Old Growth
Noel Laflin
3-10-22
I look at pine trees growing in our greenbelt here on the outer edges of suburbia and marvel at how tall they have grown in less than forty years. When planted, they were no taller than myself. Thirty-eight years later the pines are just under fifty feet in height, and are home to raptors, songbirds, and fox squirrels. The shade they provide is wonderful, and the pine cones numerous.
All this gets me to thinking about camp, of course, and reminds me that most of the lush forest that we called home half a century ago was not much older than the age of these trees outside my door here in Orange.
Sure, many of the stately oaks in camp were older, along with some ponderosas, and the giant white fir tree in Lightningville (estimated to be over four hundred years old) but on the whole, what we grew up in was primarily new growth, as logging in the San Bernardino Mt.

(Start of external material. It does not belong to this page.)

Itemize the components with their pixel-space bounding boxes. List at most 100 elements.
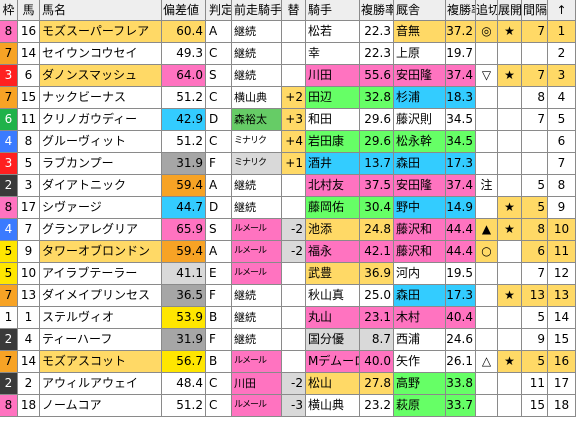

Range had only ceased by 1915. That meant that when the council finally purchased the land they would christen Ahwahnee in 1955, the majority of the trees were only forty years old.
Consequently, this often makes me wonder how much different camp, and all of the surrounding area would have looked, barring forest fires, of course, had we inherited it in its old growth, primal state. And keep in mind that our neck of the woods was never touched by fire, other than the occasional lightning strike.

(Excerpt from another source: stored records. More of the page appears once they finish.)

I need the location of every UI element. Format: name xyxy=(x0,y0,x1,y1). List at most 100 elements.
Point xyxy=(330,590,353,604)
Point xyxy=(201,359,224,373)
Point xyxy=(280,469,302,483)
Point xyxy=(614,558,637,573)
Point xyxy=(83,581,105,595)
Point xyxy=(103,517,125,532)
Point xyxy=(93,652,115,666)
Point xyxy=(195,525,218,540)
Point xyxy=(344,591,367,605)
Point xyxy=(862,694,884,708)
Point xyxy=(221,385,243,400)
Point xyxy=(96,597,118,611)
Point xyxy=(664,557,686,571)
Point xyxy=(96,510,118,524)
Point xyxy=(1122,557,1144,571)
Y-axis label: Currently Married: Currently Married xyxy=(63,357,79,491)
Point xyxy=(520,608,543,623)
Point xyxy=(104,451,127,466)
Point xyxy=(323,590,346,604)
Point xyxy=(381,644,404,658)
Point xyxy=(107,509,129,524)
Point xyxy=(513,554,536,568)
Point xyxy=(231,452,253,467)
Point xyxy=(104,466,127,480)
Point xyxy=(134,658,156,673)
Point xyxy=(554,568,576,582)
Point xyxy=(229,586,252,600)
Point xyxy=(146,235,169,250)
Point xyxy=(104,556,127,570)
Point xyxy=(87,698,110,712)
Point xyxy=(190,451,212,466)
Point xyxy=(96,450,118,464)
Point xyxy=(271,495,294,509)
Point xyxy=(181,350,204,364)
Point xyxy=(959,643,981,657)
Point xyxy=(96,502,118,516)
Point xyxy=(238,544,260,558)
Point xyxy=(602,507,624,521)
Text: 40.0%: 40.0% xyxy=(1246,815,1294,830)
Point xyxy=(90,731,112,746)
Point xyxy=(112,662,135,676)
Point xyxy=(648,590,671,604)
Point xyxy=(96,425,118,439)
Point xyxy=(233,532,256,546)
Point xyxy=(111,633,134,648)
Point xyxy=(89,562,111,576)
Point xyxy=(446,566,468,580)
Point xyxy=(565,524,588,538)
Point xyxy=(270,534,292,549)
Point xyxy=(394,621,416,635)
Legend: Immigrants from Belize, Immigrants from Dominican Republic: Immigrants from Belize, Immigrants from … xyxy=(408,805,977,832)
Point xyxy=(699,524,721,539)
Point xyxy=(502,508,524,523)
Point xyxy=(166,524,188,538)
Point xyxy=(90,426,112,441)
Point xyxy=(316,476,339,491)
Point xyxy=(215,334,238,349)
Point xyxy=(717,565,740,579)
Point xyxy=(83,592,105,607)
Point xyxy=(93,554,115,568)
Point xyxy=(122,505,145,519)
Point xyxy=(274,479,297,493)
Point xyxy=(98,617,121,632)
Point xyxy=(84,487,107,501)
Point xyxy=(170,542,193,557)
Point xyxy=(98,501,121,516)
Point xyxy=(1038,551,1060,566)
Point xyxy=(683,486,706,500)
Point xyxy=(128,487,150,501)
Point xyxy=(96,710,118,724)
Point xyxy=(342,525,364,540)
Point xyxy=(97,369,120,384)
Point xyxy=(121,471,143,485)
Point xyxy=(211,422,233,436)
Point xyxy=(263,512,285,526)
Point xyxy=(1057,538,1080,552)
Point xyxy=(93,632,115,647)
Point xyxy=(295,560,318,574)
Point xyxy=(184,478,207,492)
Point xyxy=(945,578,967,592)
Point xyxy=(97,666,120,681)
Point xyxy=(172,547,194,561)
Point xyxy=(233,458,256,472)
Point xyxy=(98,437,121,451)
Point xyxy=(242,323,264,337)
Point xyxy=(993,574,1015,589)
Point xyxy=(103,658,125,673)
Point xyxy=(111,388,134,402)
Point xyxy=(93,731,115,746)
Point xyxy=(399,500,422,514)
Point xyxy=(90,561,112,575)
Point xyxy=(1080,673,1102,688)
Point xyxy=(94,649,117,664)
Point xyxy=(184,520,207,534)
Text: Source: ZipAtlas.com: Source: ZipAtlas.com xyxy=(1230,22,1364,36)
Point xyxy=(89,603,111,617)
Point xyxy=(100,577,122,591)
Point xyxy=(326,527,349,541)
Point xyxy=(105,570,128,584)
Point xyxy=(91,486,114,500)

Wikipedia gives a brief summation of old growth as, "An old-growth forest – also termed primary forest, virgin forest, late seral forest, primeval forest or first-growth forest – is a forest that has attained great age without significant disturbance and thereby exhibits unique ecological features and might be classified as a climax community.
In scientific ecology, climax community or climatic climax community is a historic term for a community of plants, animals, and fungi which, through the process of ecological succession in the development of vegetation in an area over time, have reached a steady state. This equilibrium was thought to occur because the climax community is composed of species best adapted to average conditions in that area."
In my mind, all of that means is, damn, I wish we could have seen and been a part of that old, virgin, primeval, steady, harmonious community of trees.
And yet, despite all that limited that from occurring, it was still the most memorable place on Earth.
And still is.
I am grateful for the ever growing evergreens, just outside my door, for the constant reminder.
I'm even grateful for the damn squirrels.